Hemingway's Key West
Title | Hemingway's Key West PDF eBook |
Author | Stuart B. McIver |
Publisher | Pineapple Press Inc |
Pages | 180 |
Release | 2002 |
Genre | Biography & Autobiography |
ISBN | 9781561642410 |
Hemingway in Key West, both as the writer and as the hard-driving sportsman, as well as his exploits in Bimini and Cuba.
Bimini
Title | Bimini PDF eBook |
Author | David T. Warner |
Publisher | River |
Pages | 0 |
Release | 2003 |
Genre | Bimini Islands (Bahamas) |
ISBN | 9781579660468 |
David Warner first arrived on Bimini in his youth. Captivated by the island's quirky natives and their relaxed culture, Warner has been returning frequently ever since. Rather than write a travel guide, in his new book Warner recreates the excitement and danger of the Bimini he has come to know for the traveler who prefers the safety of the armchair. Warner introduces us to the eclectic personalities that people the island--the fishermen and smugglers, the Hemingway scholars and the Hemingway compatriots, the lawless and the lovelorn--and recounts the adventures they lived. With his intimate knowledge of the island and its inhabitants, Warner, Bimini's adopted son, takes the reader on a trip to the Bahamas not available through any tour.
The Compleat Angler
Title | The Compleat Angler PDF eBook |
Author | Izaak Walton |
Publisher | |
Pages | 372 |
Release | 1863 |
Genre | Fishing |
ISBN |
The Sun Makes it Red
Title | The Sun Makes it Red PDF eBook |
Author | Ashley B. Saunders |
Publisher | |
Pages | 54 |
Release | 1977 |
Genre | Poetry |
ISBN |
Hemingway on Fishing
Title | Hemingway on Fishing PDF eBook |
Author | Ernest Hemingway |
Publisher | Simon and Schuster |
Pages | 300 |
Release | 2014-05-22 |
Genre | Fiction |
ISBN | 1476770468 |
From childhood on, Ernest Hemingway was a passionate fisherman.
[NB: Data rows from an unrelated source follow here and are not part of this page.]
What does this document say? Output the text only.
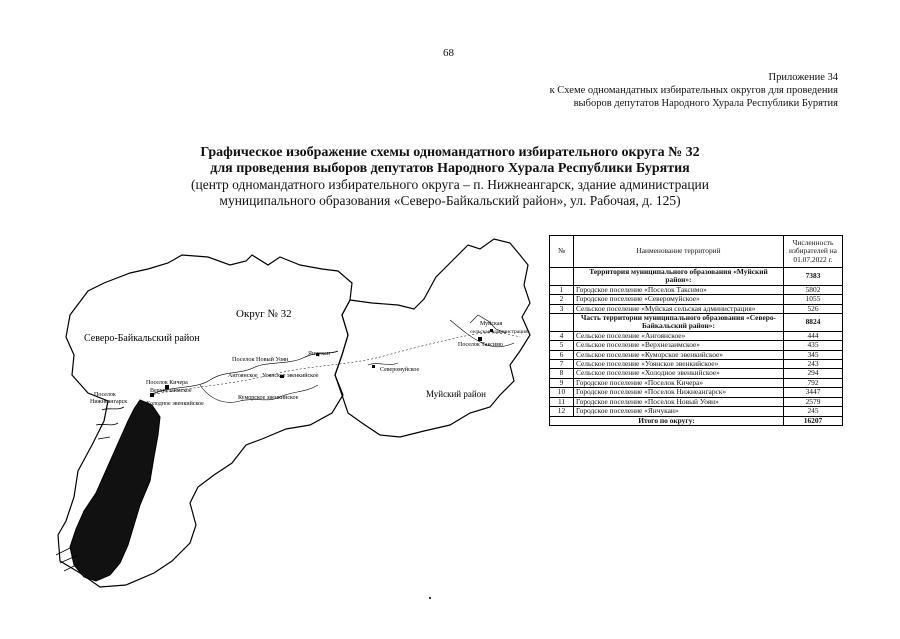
68
Приложение 34
к Схеме одномандатных избирательных округов для проведения
выборов депутатов Народного Хурала Республики Бурятия

Графическое изображение схемы одномандатного избирательного округа № 32

для проведения выборов депутатов Народного Хурала Республики Бурятия

(центр одномандатного избирательного округа – п. Нижнеангарск, здание администрации

муниципального образования «Северо-Байкальский район», ул. Рабочая, д. 125)

Округ № 32
Северо-Байкальский район
Муйский район
Поселок Новый Уоян
Янчукан
Ангоянское Уоянское эвенкийское
Поселок Кичера
Верхнезаимское
Холодное эвенкийское
Поселок
Нижнеангарск
Куморское эвенкийское
Северомуйское
Муйская
сельская администрация
Поселок Таксимо
№	Наименование территорий	Численность избирателей на 01.07.2022 г.
	Территория муниципального образования «Муйский район»:	7383
1	Городское поселение «Поселок Таксимо»	5802
2	Городское поселение «Северомуйское»	1055
3	Сельское поселение «Муйская сельская администрация»	526
	Часть территории муниципального образования «Северо-Байкальский район»:	8824
4	Сельское поселение «Ангоянское»	444
5	Сельское поселение «Верхнезаимское»	435
6	Сельское поселение «Куморское эвенкийское»	345
7	Сельское поселение «Уоянское эвенкийское»	243
8	Сельское поселение «Холодное эвенкийское»	294
9	Городское поселение «Поселок Кичера»	792
10	Городское поселение «Поселок Нижнеангарск»	3447
11	Городское поселение «Поселок Новый Уоян»	2579
12	Городское поселение «Янчукан»	245
Итого по округу:		16207
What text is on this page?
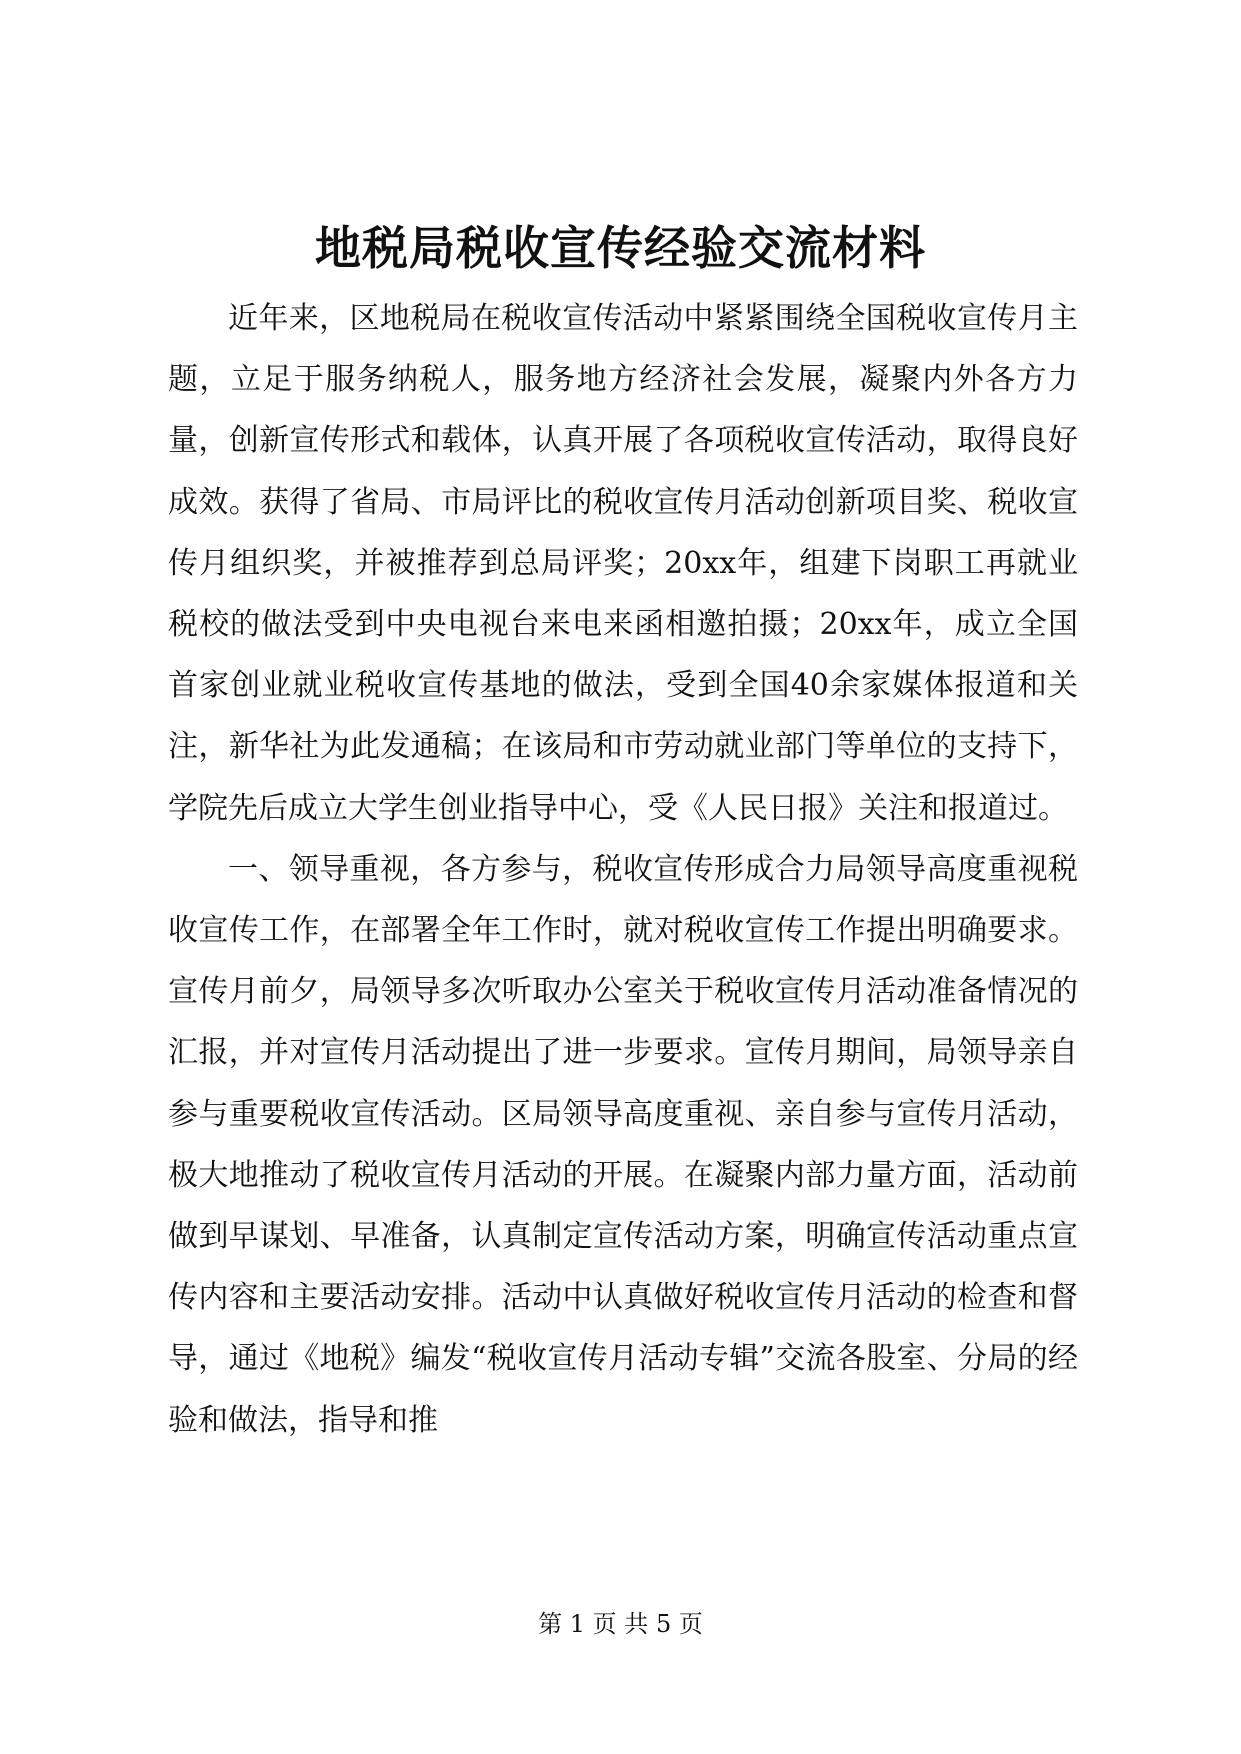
地税局税收宣传经验交流材料

近年来，区地税局在税收宣传活动中紧紧围绕全国税收宣传月主题，立足于服务纳税人，服务地方经济社会发展，凝聚内外各方力量，创新宣传形式和载体，认真开展了各项税收宣传活动，取得良好成效。获得了省局、市局评比的税收宣传月活动创新项目奖、税收宣传月组织奖，并被推荐到总局评奖；20xx年，组建下岗职工再就业税校的做法受到中央电视台来电来函相邀拍摄；20xx年，成立全国首家创业就业税收宣传基地的做法，受到全国40余家媒体报道和关注，新华社为此发通稿；在该局和市劳动就业部门等单位的支持下，学院先后成立大学生创业指导中心，受《人民日报》关注和报道过。

一、领导重视，各方参与，税收宣传形成合力局领导高度重视税收宣传工作，在部署全年工作时，就对税收宣传工作提出明确要求。宣传月前夕，局领导多次听取办公室关于税收宣传月活动准备情况的汇报，并对宣传月活动提出了进一步要求。宣传月期间，局领导亲自参与重要税收宣传活动。区局领导高度重视、亲自参与宣传月活动，极大地推动了税收宣传月活动的开展。在凝聚内部力量方面，活动前做到早谋划、早准备，认真制定宣传活动方案，明确宣传活动重点宣传内容和主要活动安排。活动中认真做好税收宣传月活动的检查和督导，通过《地税》编发“税收宣传月活动专辑”交流各股室、分局的经验和做法，指导和推

第 1 页 共 5 页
He fished the lakes and creeks near the family’s summer home at Walloon Lake, Michigan, and his first stories and pieces of journalism were often about his favorite sport. Here, collected for the first time in one volume, are all of his great writings about the many kinds of fishing he did—from angling for trout in the rivers of northern Michigan to fishing for marlin in the Gulf Stream. In A Moveable Feast, Hemingway speaks of sitting in a café in Paris and writing about what he knew best—and when it came time to stop, he “did not want to leave the river.” The story was the unforgettable classic “Big Two-Hearted River,” and from its first words we do not want to leave the river either. He also wrote articles for The Toronto Star on fishing in Canada and Europe and, later, articles for Esquire about his growing passion for big-game fishing. Two of his last books, The Old Man and the Sea and Islands in the Stream, celebrate his vast knowledge of the ocean and his affection for its great denizens. Hemingway on Fishing is an encompassing, diverse, and fascinating assemblage. From the early Nick Adams stories and the memorable chapters on fishing the Irati River in The Sun Also Rises to such late novels as Islands in the Stream, this collection traces the evolution of a great writer’s passion, the range of his interests, and the sure use he made of fishing, transforming it into the stuff of great literature. Anglers and lovers of great writing alike will welcome this important collection.